А «бедная девочка» тем временем своим голоском «специально для дошколят» протянула:
— Ну и что ты такой грустный, Кано? Ведь вас с папой скоро выпустят отсюда, ты сможешь гулять, сколько захочешь!
— Не хочу. У него опять то лицо, — буркнул Кано.
Лайт похолодел. Воображаемый друг «Няшка» был давно забыт, и Лайт был осторожен, из Кано не должны были ничего вытянуть, но… что, если он что-то сболтнет и похерит весь план?
— В смысле? — моргнула Миса.
— У него два лица, — выразился Кано калькой с одного известного английского выражения. — Я опять ему мешаю, и ему не нужен, а он улыбается, он, он… лицемер!!!
Лайт покачнулся и оперся рукой о стол, не слыша больше ничего — в ушах стоял шум, голоса долетали как сквозь вату.
Воспоминания, вернувшиеся с Тетрадью, вытеснили все, что он надумал и наобещал себе, когда его выпустили из камеры. Лайт считал, что он прекрасный лжец, и, как оказалось, заблуждался. Он снова, пусть и ненадолго, стал тем, что поклялся в себе вытравить — никакой мир не стоит того, чтобы страдала твоя собственная семья, и уж тем более, чтобы каждый день предавать то, что ты сам считал добрым и правильным.
— Рюузаки, — услышал он свой усталый голос со стороны. — Сними наручники, пожалуйста. Ты же видишь, что мне нужно решить проблему.

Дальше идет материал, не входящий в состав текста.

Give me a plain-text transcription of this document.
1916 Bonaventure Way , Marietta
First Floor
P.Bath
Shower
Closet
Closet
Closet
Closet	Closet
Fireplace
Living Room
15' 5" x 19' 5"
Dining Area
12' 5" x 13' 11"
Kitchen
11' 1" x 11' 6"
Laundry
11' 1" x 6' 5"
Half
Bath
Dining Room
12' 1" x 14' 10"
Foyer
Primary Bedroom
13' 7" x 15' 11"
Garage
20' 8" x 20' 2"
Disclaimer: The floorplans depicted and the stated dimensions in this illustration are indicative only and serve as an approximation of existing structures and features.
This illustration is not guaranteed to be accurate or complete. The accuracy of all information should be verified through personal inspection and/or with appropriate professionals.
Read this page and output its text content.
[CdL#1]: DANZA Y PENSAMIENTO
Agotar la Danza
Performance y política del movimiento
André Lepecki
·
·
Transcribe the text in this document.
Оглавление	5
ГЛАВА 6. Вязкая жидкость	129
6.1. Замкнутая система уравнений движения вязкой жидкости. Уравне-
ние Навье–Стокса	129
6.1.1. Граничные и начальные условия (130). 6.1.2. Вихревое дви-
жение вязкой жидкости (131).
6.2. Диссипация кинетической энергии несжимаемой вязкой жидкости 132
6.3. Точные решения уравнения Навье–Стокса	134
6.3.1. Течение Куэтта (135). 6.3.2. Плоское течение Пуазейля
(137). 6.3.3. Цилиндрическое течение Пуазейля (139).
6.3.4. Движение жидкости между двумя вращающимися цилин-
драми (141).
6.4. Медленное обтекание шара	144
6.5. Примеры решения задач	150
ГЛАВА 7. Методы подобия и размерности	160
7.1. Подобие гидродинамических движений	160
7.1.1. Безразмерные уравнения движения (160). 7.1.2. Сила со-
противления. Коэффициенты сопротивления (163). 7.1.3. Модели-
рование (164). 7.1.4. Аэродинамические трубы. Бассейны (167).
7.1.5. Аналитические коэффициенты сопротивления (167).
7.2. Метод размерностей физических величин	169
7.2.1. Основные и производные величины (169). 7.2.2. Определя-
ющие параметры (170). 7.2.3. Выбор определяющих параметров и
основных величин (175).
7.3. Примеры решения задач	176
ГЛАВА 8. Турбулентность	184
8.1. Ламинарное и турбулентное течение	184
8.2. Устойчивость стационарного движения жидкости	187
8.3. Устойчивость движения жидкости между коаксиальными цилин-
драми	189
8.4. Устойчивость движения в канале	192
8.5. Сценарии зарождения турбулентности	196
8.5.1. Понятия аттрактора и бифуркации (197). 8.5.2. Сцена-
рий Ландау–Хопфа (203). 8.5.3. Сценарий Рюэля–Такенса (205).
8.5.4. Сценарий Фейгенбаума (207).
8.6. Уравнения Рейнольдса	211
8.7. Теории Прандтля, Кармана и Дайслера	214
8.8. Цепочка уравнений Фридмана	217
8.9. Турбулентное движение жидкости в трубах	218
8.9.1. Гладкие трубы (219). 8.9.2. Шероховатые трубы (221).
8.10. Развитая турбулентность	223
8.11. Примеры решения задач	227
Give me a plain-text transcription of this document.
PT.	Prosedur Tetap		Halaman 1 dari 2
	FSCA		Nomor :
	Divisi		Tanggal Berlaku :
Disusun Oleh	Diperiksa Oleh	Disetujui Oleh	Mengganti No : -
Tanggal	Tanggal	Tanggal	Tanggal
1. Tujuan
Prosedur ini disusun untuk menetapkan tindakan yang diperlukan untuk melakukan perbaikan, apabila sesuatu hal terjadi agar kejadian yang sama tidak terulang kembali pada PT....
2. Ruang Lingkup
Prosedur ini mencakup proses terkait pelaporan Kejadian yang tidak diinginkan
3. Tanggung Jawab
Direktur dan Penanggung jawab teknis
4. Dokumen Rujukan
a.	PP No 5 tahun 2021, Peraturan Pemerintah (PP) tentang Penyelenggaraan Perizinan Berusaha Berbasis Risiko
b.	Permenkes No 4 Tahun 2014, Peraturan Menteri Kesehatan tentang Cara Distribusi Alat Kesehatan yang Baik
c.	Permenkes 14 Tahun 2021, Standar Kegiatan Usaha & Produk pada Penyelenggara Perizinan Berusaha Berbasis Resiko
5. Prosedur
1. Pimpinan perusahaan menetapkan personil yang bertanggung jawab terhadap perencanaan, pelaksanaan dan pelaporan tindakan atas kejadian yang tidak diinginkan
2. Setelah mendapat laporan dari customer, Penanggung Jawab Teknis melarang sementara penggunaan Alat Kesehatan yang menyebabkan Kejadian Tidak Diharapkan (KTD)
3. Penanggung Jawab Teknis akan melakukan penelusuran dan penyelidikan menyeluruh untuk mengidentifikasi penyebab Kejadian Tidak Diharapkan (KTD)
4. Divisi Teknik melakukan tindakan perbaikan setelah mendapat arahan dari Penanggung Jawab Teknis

…На крыше не было подслушивающих устройств за отсутствием смысла в оных на открытом пространстве, и там-то Лайт и подловил Рем той же ночью, уже после того, как сказал Кано, что ему очень стыдно за то, как он вел себя весной, и что так больше никогда не будет. Кано плакал навзрыд, но обнимался изо всех своих невеликих сил.
— Рем. Я откажусь от Тетради. А чтобы к нам с Мисой больше не было претензий, сделай вот что…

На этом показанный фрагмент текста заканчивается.